Nonsense - gold is a very scarce commodity - all the gold ever mined in the history of the world could be housed in a 21-metre cube.
One cannot manipulate gold extraction to any great extent.
kaitainen has it right Mr. lol. You're wrong brother. ANYTIME you thing ANYTHING is going to go UP, UP, UP, you'd better rethink that. Nothing is guaranteed.Fortunately there are others in this thread trying to stomp a little reality in you gold bugs.Depending on what happens in the world over the next few years, gold COULD continue to go up for a while yet, and if it does, I would not be surprised, but it is ONE thing. It pays NO DIVIDENDS. If you own physical gold, you need to store it safely which will cost money. You should also insure it which also costs money.Best thing is to sell the vast majority of the collection, keeping some signature pieces as a remembrance, but liquidate the value of those coins now.Also, what's with keeping them because you might need money LATER? You don't sell them and then go spend all the money. You take the proceeds and invest for the future (NOT in precious metals).
kaitainen wrote:
lol lol lol lol wrote:If you've been paying attention you know with absolute certainty that the price of gold, in U.S. dollars, is going to go up, up, up in the coming years.
how can so many people be convinced of this? just like residential housing, right?
Find someone you can trust that also lists on e-bay. Get some very good pics from a professional photographer, and then list everything, if you want cash. Coins are not too hard to describe, and you will get the most money with very good pics.
Getting them graded by PCGS or NGC might not be a bad idea, either.
Also, getting the gold graded is a good idea. PCGS will not only certify the grade, but also that the gold is genuine. There is a lot of fake gold and fake silver on e-bay.

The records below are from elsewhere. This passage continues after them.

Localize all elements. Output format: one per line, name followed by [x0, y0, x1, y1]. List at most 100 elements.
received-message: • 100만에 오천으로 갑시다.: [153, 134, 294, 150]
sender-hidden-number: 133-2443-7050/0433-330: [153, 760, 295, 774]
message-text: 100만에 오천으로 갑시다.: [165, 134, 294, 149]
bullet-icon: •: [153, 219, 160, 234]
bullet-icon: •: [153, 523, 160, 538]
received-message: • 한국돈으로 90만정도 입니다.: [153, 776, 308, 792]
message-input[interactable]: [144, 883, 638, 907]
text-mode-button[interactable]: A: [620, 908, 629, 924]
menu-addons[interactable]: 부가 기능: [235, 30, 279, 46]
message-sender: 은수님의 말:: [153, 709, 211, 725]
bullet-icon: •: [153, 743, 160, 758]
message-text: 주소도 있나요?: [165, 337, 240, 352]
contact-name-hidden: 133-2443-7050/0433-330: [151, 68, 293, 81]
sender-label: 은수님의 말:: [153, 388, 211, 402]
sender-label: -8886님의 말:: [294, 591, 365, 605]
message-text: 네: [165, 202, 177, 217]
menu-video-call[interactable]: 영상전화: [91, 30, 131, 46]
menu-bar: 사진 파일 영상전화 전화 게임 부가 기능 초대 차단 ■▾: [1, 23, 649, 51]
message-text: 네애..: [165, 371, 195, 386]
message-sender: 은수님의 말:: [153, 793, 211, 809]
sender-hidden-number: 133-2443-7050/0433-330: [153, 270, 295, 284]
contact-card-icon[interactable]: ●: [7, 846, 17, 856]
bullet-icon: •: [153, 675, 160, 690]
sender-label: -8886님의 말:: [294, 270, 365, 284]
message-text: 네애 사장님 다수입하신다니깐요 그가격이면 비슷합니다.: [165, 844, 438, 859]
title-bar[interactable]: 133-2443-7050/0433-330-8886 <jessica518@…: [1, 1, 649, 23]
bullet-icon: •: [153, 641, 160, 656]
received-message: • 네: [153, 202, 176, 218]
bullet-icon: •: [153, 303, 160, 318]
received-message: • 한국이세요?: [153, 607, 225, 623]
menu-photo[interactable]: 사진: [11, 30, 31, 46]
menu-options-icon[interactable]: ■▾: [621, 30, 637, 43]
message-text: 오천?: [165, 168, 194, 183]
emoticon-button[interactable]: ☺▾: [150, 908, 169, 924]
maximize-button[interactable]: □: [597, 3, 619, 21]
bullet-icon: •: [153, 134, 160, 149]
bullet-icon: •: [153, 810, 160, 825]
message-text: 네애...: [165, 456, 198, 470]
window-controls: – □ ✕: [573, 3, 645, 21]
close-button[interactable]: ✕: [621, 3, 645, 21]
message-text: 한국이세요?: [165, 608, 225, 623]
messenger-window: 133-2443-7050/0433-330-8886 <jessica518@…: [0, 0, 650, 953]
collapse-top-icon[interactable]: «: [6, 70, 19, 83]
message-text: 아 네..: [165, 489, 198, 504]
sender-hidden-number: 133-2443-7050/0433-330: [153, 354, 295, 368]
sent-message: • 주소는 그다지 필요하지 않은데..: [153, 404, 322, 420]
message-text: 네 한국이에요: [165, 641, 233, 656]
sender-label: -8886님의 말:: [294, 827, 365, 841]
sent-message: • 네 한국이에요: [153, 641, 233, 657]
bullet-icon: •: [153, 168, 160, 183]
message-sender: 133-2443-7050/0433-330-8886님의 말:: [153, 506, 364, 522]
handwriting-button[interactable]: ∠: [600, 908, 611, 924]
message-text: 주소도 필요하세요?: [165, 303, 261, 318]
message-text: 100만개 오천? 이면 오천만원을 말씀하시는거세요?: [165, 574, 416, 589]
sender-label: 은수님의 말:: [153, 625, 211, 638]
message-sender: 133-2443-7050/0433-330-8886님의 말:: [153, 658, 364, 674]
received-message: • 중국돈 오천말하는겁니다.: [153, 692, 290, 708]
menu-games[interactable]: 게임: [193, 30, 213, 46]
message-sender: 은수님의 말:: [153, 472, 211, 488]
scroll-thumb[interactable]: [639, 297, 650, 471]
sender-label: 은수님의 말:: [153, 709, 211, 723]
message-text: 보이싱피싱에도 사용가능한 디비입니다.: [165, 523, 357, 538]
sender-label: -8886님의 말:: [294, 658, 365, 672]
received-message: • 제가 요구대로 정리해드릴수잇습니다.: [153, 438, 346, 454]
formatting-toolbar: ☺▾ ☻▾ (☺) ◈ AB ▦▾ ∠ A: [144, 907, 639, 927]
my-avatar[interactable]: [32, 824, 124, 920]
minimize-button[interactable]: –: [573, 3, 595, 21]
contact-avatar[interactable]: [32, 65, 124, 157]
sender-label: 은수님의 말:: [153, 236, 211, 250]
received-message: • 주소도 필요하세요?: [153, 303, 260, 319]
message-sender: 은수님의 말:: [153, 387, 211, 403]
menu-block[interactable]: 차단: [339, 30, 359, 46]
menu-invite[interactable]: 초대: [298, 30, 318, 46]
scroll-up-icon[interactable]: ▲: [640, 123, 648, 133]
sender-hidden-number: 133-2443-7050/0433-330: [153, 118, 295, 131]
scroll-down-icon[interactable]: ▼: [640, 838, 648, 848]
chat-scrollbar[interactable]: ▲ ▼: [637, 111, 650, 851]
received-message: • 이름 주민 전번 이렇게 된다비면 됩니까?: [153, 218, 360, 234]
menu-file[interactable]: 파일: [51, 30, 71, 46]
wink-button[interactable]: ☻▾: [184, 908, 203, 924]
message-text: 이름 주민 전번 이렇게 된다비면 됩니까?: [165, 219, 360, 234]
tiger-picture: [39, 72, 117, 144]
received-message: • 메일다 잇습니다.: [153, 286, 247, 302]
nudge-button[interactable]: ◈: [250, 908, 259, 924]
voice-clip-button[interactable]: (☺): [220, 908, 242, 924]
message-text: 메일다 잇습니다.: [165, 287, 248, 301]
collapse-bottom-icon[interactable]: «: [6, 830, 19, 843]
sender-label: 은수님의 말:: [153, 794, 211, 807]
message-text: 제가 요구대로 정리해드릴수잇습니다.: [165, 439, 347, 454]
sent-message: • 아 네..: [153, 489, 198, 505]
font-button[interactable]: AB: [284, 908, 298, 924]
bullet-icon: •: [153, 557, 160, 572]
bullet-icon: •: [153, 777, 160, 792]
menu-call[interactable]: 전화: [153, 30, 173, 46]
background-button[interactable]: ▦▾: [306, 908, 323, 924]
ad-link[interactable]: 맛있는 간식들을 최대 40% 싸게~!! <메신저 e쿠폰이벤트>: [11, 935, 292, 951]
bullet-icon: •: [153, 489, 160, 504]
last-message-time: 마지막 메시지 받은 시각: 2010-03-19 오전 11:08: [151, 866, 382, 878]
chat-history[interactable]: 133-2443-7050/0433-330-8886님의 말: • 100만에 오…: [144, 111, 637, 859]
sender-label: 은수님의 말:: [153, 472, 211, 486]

lol lol lol lol wrote:Risky? That's a Ventolin-caliber statement of pure idiocy. If you've been paying attention you know with absolute certainty that the price of gold, in U.S. dollars, is going to go up, up, up in the coming years. The only risk involved is loss of the physical gold or short-term fluctuations in price. Hold your gold in a secure location.
moron
that is an idiotic statement, but expected from an idiot
the value of gold is a highly complex variable not dependent on any 1 fixed parameter
being priced in $ on global exchange market, the value of gold will go up if $ devalues more from quantitive easing as foreigners will have to convert their euro/yen/etc to $ then buy gold
if $ keeps falling, they will get more $ & thus more gold for their euro/yen/etc
however, idiot, that means your more $ for your gold will be worth less as exports go up due to weaker $ & it may have less effective buying power for exported goods
do some research idiot & see what
$/euro rate x gold price was 1y ago & now for absolute value of gold in euros 1y ago & now
the young kid, shoud just sit on his horde for a good long while as the rarity value is worth more than the intinsic metal price & only sell some in an emergency
I would also be afraid of keeping 100k of wealth in my house without some kind of security. Even so, there is the risk of theft, and not just from an outsider. Anyone who works in a coin shop will tell you that they get stolen merchandise all the time. Stolen goods most often come from friends, relatives, and contractors.
Insurance is very pricey for coins. Homeowners insurance does not cover coins. You must purchase a separate policy which, I believe, is 3%-4% of the value per year. I wouldn't store that kind of wealth in a safe, either. Safes can be carried away, and for 100k thieves can be very resourceful.